Sa voix et ses manières avaient repris toute leur fermeté, quand elle prononça ces derniers mots, et elle ajouta :

« Nous ne sommes pas tout à fait étrangères l’une à l’autre. Nous ne le sommes qu’en apparence seulement, Florence, car au fond de mon cœur je suis toujours la même pour vous, et je ne changerai jamais ! Mais ce que je fais, ce n’est pas pour moi.

— Est-ce donc pour moi, maman ?

— N’en demandez pas davantage, dit Edith après un moment de silence, il ne vous servirait de rien de savoir pourquoi ? Oui, ma chère Florence, il vaut mieux, il est nécessaire, il faut même absolument que nos rapports soient moins fréquents. La confiance que nous avions l’une pour l’autre doit être rompue.

— Quand donc ? s’écria Florence, oh ! quand donc, maman ?

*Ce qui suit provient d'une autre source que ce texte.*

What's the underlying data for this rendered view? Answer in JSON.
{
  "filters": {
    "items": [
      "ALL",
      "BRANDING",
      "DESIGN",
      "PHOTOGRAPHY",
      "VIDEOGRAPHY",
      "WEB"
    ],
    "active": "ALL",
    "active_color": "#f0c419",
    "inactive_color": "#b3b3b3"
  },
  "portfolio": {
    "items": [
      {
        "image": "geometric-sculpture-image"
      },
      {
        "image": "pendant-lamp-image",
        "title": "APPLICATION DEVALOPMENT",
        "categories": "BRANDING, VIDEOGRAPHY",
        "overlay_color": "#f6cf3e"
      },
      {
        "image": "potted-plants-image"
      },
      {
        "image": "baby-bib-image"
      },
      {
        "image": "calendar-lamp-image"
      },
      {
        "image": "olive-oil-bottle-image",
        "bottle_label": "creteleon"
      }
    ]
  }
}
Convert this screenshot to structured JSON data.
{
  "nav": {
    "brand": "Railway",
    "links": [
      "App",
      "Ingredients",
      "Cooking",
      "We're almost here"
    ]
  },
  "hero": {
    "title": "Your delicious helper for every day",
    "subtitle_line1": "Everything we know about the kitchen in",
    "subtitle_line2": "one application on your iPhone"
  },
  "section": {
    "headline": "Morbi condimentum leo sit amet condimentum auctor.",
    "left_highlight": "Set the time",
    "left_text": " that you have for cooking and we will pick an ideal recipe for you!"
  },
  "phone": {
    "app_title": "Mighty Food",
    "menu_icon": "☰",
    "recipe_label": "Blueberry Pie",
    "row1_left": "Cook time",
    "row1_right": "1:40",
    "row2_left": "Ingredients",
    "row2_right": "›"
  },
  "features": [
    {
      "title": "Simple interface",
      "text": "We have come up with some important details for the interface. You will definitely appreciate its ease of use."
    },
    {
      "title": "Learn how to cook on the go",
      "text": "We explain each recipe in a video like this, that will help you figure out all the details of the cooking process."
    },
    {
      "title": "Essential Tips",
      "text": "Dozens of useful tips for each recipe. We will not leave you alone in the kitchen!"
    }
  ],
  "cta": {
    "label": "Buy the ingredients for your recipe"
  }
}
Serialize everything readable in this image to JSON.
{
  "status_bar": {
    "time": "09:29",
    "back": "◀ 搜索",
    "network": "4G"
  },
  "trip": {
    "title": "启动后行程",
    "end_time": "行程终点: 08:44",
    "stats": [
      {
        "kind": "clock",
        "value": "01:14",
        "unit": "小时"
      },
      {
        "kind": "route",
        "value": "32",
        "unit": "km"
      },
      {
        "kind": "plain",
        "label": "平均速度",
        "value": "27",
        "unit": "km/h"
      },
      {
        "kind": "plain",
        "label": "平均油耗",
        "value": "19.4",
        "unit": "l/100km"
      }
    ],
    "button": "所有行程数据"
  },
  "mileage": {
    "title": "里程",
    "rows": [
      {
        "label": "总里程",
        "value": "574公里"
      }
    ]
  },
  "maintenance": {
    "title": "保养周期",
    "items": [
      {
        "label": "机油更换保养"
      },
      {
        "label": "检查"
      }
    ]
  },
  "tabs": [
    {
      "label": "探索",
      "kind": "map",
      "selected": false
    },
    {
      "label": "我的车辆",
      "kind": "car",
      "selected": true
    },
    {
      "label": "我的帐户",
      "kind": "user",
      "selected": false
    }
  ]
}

— Dès à présent, dit Edith.

— Pour toujours ? demanda Florence.

— Je ne dis pas cela, répondit Edith, car je n’en sais rien. Je ne veux pas dire non plus que notre attachement ne fût pas une amitié pure et sainte, dont je reconnaissais l’avantage ainsi que la douceur. La voie où je suis entrée jusqu’ici est inconnue à vos pas, et celle que je dois suivre désormais… Dieu la connaît, ma fille, mais moi je ne la connais pas. »

Sa voix expira dans un triste silence et elle resta dans son fauteuil à regarder sa fille, avec cet air de terreur étrange et d’embarras involontaire que Florence avait une fois déjà surpris dans ses yeux égarés. Puis ses traits et toute sa personne exprimèrent cet orgueil indomptable, cette sourde colère et tout son être frémit comme frémit la corde irritée d’une harpe sous une main en proie à la fureur. Mais cet accès ne fut pas suivi de transports de tendresse et d’humilité. Elle ne baissa pas la tête pour pleurer et pour dire à Florence qu’elle n’avait plus d’espoir qu’en elle. Elle releva la tête au contraire comme une Méduse superbe, et semblait le regarder, lui fixe-ment, comme pour le tuer de son regard. Oui, et certes elle l’aurait fait, si, comme celle de Méduse, sa tête en avait eu le pouvoir.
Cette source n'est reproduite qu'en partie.